Docetaxel, a taxane, binds to and stabilizes tubulin, preventing microtubule disintegration and, as a result, cell cycle arrest during the G2/M phase and cell death. Second-line docetaxel therapy provided a median OS of 5.7 to 7.5 months in patients with NSCLC who had previously received platinum-based chemotherapy (Fossella, 2000; Shepherd, 2000). Infections, neutropenia, anemia, febrile neutropenia (FN), hypersensitivity, thrombocytopenia, neuropathy, dysgeusia, dyspnea, constipation, anorexia, nail disorders, fluid retention, asthenia, pain, nausea, diarrhea, vomiting, mucositis, alopecia, skin reactions, and myalgia were the most common adverse events (AEs) (Taxotere Prescribing Information, 2020). Since the introduction of docetaxel as a second-line treatment for advanced or metastatic NSCLC in 1999, two more medicines, pemetrexed and erlotinib, have been licensed for the same indication. Nonetheless, despite the availability of newer medicines, patient survival has not improved with docetaxel. The OS in these trials was found to be between 5.6 and 8.3 months (Hanna et al., 2004; Kim et al., 2008; Shepherd et al., 2005).
According to a retrospective review of the plinabulin Phase 2 research, plinabulin improves survival in NSCLC patients with detectable lung tumors. The expectation is that patients with detectable lung lesions may still have immunogenic antigens capable of triggering the immune system. Docetaxel therapy is expected to release these immunogens, and plinabulin is expected to improve presentation of these immunogens to the T-cell repertoire via dendritic cell activation.

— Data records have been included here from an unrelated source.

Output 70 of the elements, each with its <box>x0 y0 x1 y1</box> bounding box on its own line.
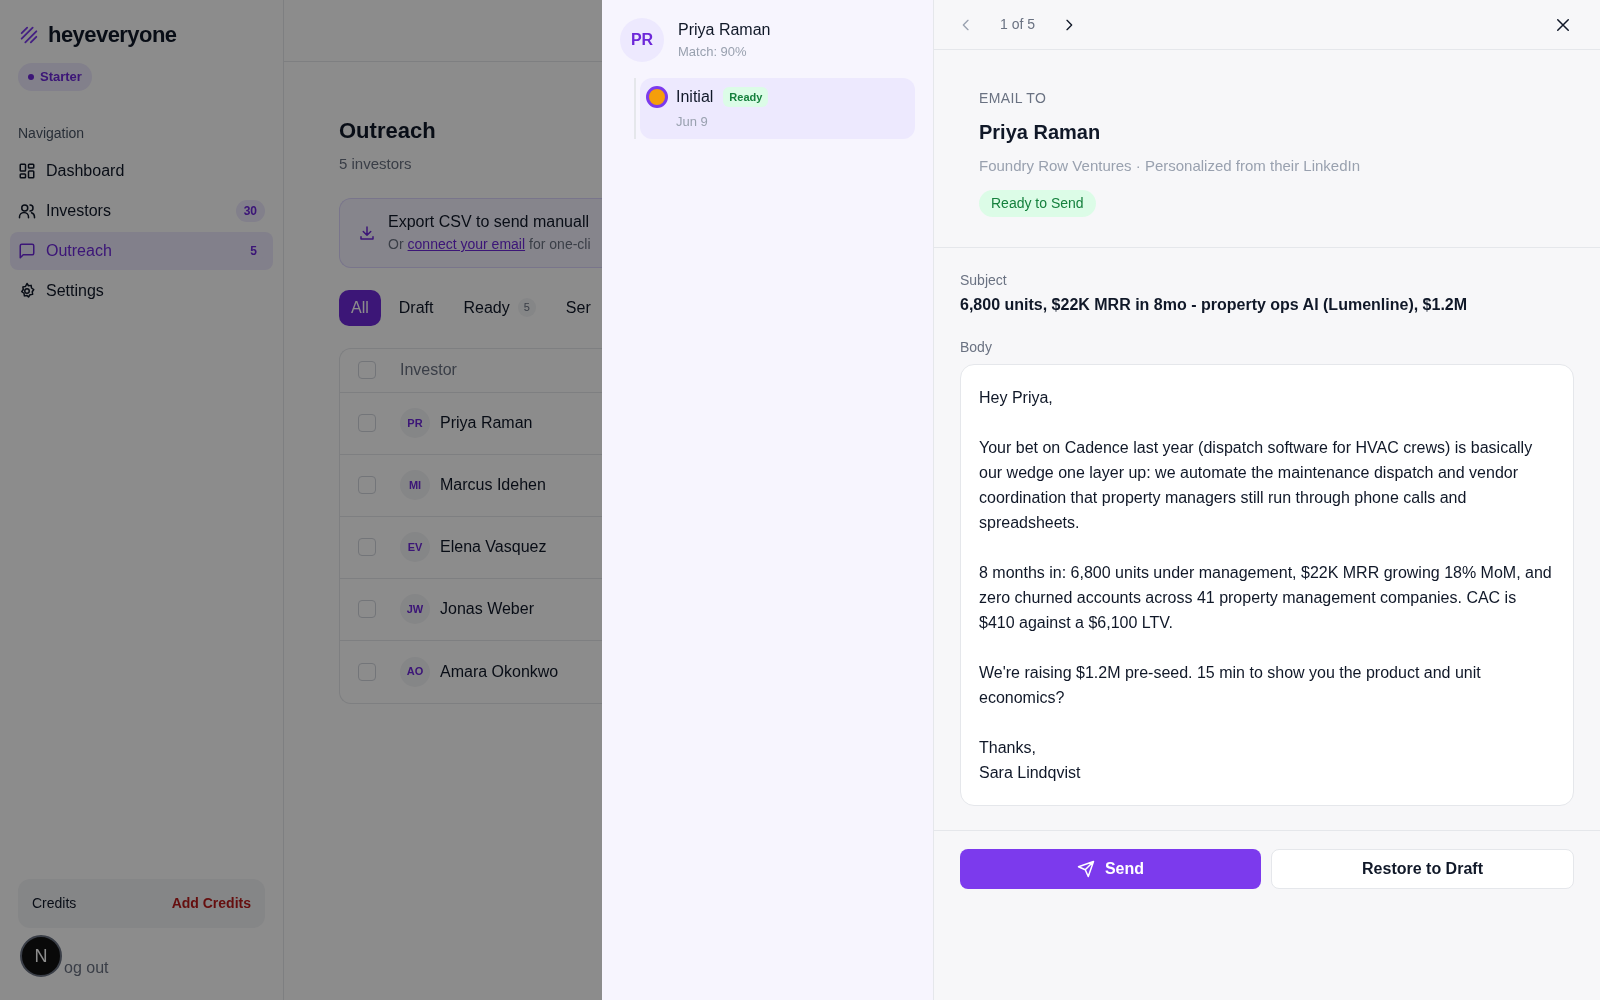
field-label: Subject <box>960 270 1008 290</box>
credits-label: Credits <box>32 894 77 913</box>
count-badge: 30 <box>235 199 265 222</box>
chat-bubble-icon <box>18 241 36 260</box>
nav-item[interactable]: Settings <box>10 271 273 310</box>
recipient-name: Priya Raman <box>979 120 1102 145</box>
investor-name: Priya Raman <box>678 20 771 41</box>
body-paragraph: We're raising $1.2M pre-seed. 15 min to show you the product and unit economics? <box>979 662 1482 708</box>
avatar: AO <box>400 656 430 687</box>
body-paragraph: Thanks, Sara Lindqvist <box>979 737 1082 783</box>
match-score: Match: 90% <box>678 43 748 62</box>
grid-icon <box>18 161 36 180</box>
paper-plane-icon <box>1076 859 1095 878</box>
filter-tab[interactable]: Ready 5 <box>451 289 548 326</box>
count-badge: 5 <box>517 298 536 317</box>
email-body-field[interactable] <box>960 363 1574 806</box>
row-checkbox[interactable] <box>358 476 376 494</box>
page-subtitle: 5 investors <box>339 154 413 174</box>
nav-item[interactable]: Investors 30 <box>10 191 273 230</box>
dev-tools-button[interactable]: N <box>20 935 62 977</box>
body-paragraph: Your bet on Cadence last year (dispatch software for HVAC crews) is basically our wedge one layer up: we automate the maintenance dispatch and vendor coordination that property managers still run through phone calls and spreadsheets. <box>979 437 1534 533</box>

The purpose of this plinabulin trial is to look into the efficacy and safety of combining plinabulin with docetaxel in patients with EGFR wild type NSCLC and advancing tumors who need second- or third-line therapy for advanced or metastatic cancer after failing a platinum-containing regimen. The primary outcome is overall survival, with docetaxel monotherapy serving as an active comparator.